I have learned so much this semester in Journalist’s Toolkit 1: how to record and edit quality audio in an ethical manner; how to take decent, journalistically ethical photographs; how to write a professional-quality blog and get it out there for others to read; how to make soundslides and FusionCharts and web pages.
There’s more to all of these skills than I thought before taking this class. I now appreciate the immense potential of audio, photos, Web packages, databases, soundslides projects and blogs for journalism uses and, while I think I’ll always be a writer at heart, I look forward to telling stories using these new skills. I also find myself evaluating media in ways I didn’t before taking this class. I watch a ‘reality’ TV show, see a photo, or listen to a recording and wonder if the images and sounds I’m taking in are true representations of the situations, people and places they portray, or if some things were staged to gain a desired effect.

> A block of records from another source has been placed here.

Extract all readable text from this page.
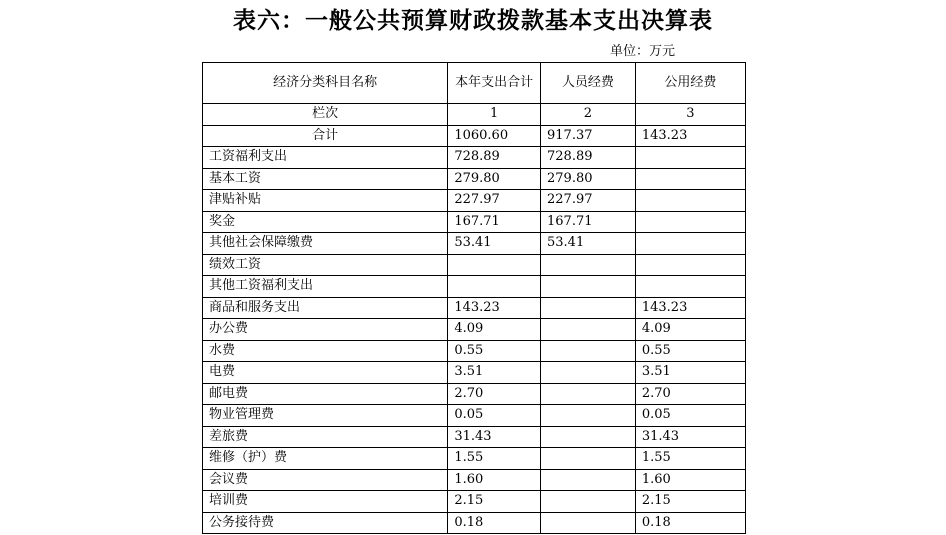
表六：一般公共预算财政拨款基本支出决算表
单位：万元
经济分类科目名称	本年支出合计	人员经费	公用经费
栏次	1	2	3
合计	1060.60	917.37	143.23
工资福利支出	728.89	728.89	
基本工资	279.80	279.80	
津贴补贴	227.97	227.97	
奖金	167.71	167.71	
其他社会保障缴费	53.41	53.41	
绩效工资			
其他工资福利支出			
商品和服务支出	143.23		143.23
办公费	4.09		4.09
水费	0.55		0.55
电费	3.51		3.51
邮电费	2.70		2.70
物业管理费	0.05		0.05
差旅费	31.43		31.43
维修（护）费	1.55		1.55
会议费	1.60		1.60
培训费	2.15		2.15
公务接待费	0.18		0.18
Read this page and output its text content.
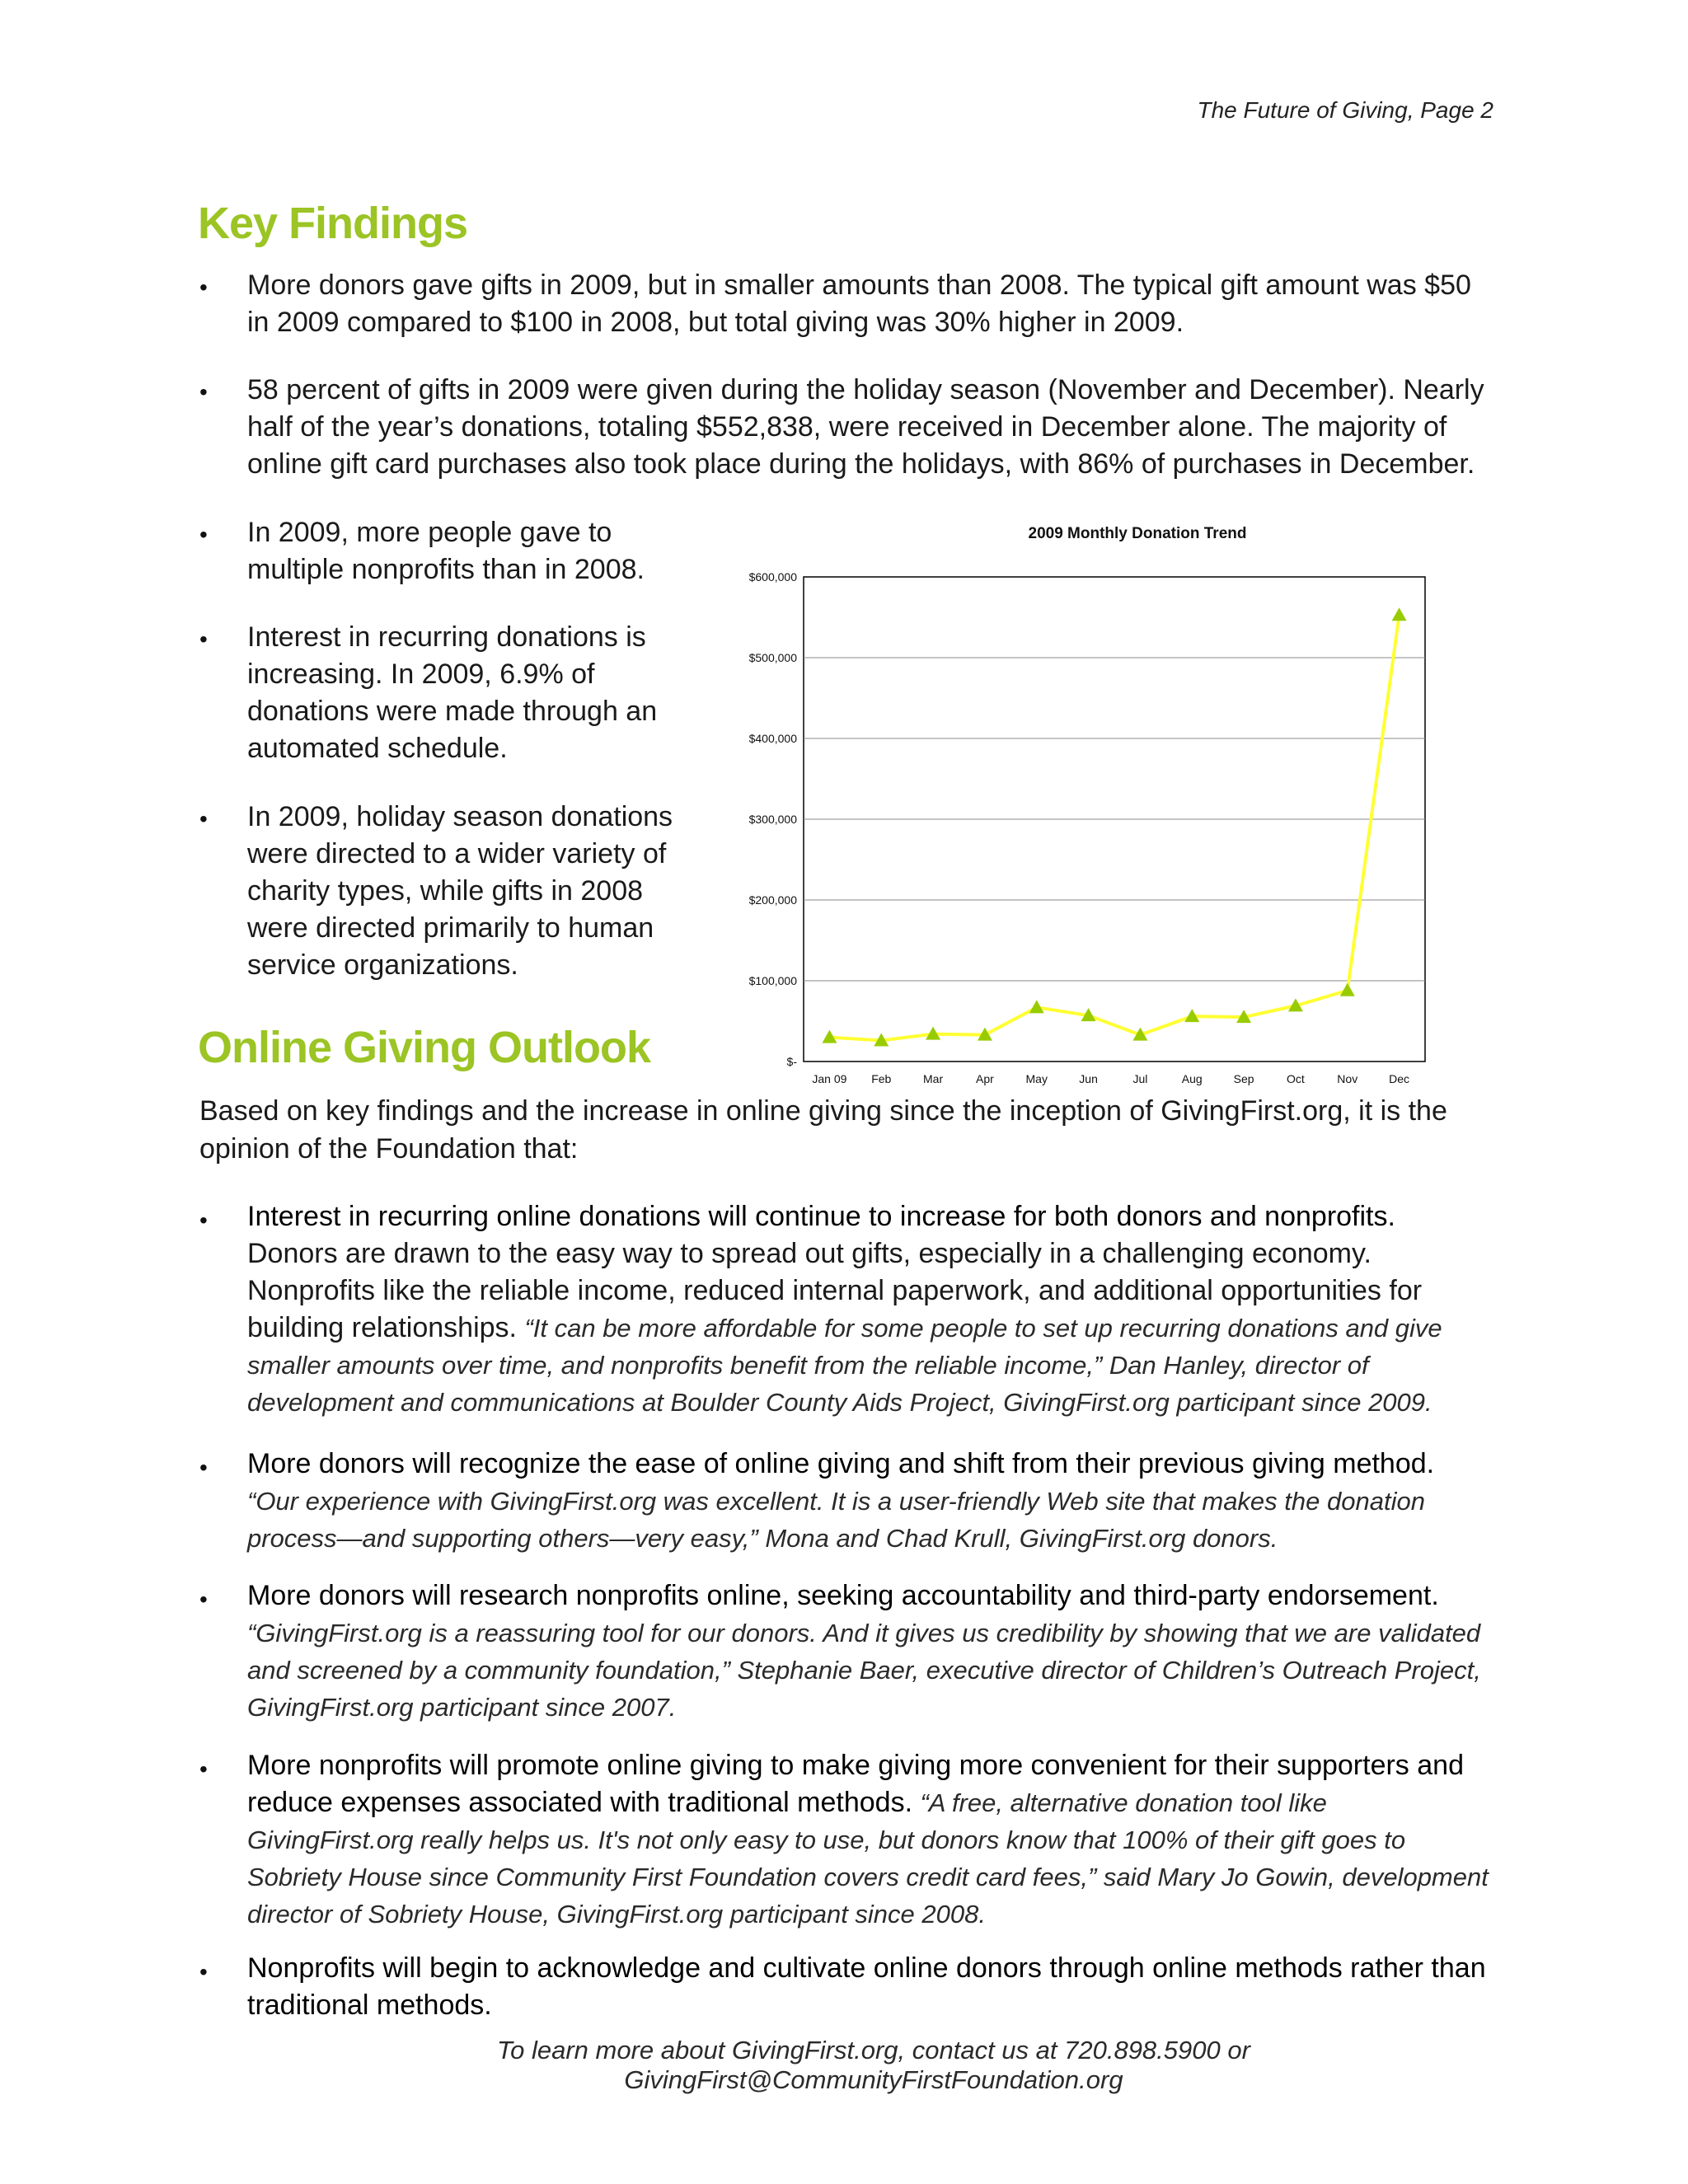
The Future of Giving, Page 2
Key Findings
• More donors gave gifts in 2009, but in smaller amounts than 2008. The typical gift amount was $50 in 2009 compared to $100 in 2008, but total giving was 30% higher in 2009.

• 58 percent of gifts in 2009 were given during the holiday season (November and December). Nearly half of the year’s donations, totaling $552,838, were received in December alone. The majority of online gift card purchases also took place during the holidays, with 86% of purchases in December.

• In 2009, more people gave to multiple nonprofits than in 2008.

• Interest in recurring donations is increasing. In 2009, 6.9% of donations were made through an automated schedule.

• In 2009, holiday season donations were directed to a wider variety of charity types, while gifts in 2008 were directed primarily to human service organizations.

2009 Monthly Donation Trend
$-
$100,000
$200,000
$300,000
$400,000
$500,000
$600,000
Jan 09 Feb	Mar	Apr	May	Jun	Jul	Aug	Sep	Oct	Nov	Dec
Online Giving Outlook

Based on key findings and the increase in online giving since the inception of GivingFirst.org, it is the opinion of the Foundation that:

• Interest in recurring online donations will continue to increase for both donors and nonprofits.
Donors are drawn to the easy way to spread out gifts, especially in a challenging economy. Nonprofits like the reliable income, reduced internal paperwork, and additional opportunities for building relationships. “It can be more affordable for some people to set up recurring donations and give smaller amounts over time, and nonprofits benefit from the reliable income,” Dan Hanley, director of development and communications at Boulder County Aids Project, GivingFirst.org participant since 2009.
• More donors will recognize the ease of online giving and shift from their previous giving method.
“Our experience with GivingFirst.org was excellent. It is a user-friendly Web site that makes the donation process—and supporting others—very easy,” Mona and Chad Krull, GivingFirst.org donors.
• More donors will research nonprofits online, seeking accountability and third-party endorsement.
“GivingFirst.org is a reassuring tool for our donors. And it gives us credibility by showing that we are validated and screened by a community foundation,” Stephanie Baer, executive director of Children’s Outreach Project, GivingFirst.org participant since 2007.
• More nonprofits will promote online giving to make giving more convenient for their supporters and reduce expenses associated with traditional methods. “A free, alternative donation tool like GivingFirst.org really helps us. It's not only easy to use, but donors know that 100% of their gift goes to Sobriety House since Community First Foundation covers credit card fees,” said Mary Jo Gowin, development director of Sobriety House, GivingFirst.org participant since 2008.
• Nonprofits will begin to acknowledge and cultivate online donors through online methods rather than traditional methods.
To learn more about GivingFirst.org, contact us at 720.898.5900 or GivingFirst@CommunityFirstFoundation.org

While I appreciate all these skills and the knowledge that comes along with them, one of the things I’m most grateful for is the increase in my knowledge about how to use my computer for useful things, beyond just writing papers and news articles. I am more confident about my computer and multimedia journalism skills than I was at the beginning of this course, and that in itself is a wonderful gain.
As I already knew, and have learned even more this semester, computer assisted reporting and multimedia presentation are where journalism IS today and where it will continue to go. I know that I have much to learn about all this, but I also know I have a good base understanding of how to do some very crucial things. And, I’ll add, they’re things that I know many of my reporter friends who work at papers where I’ve worked in the past few years don’t know how to do. I hope this will give me an edge when I graduate in a few semesters and head back into the work world.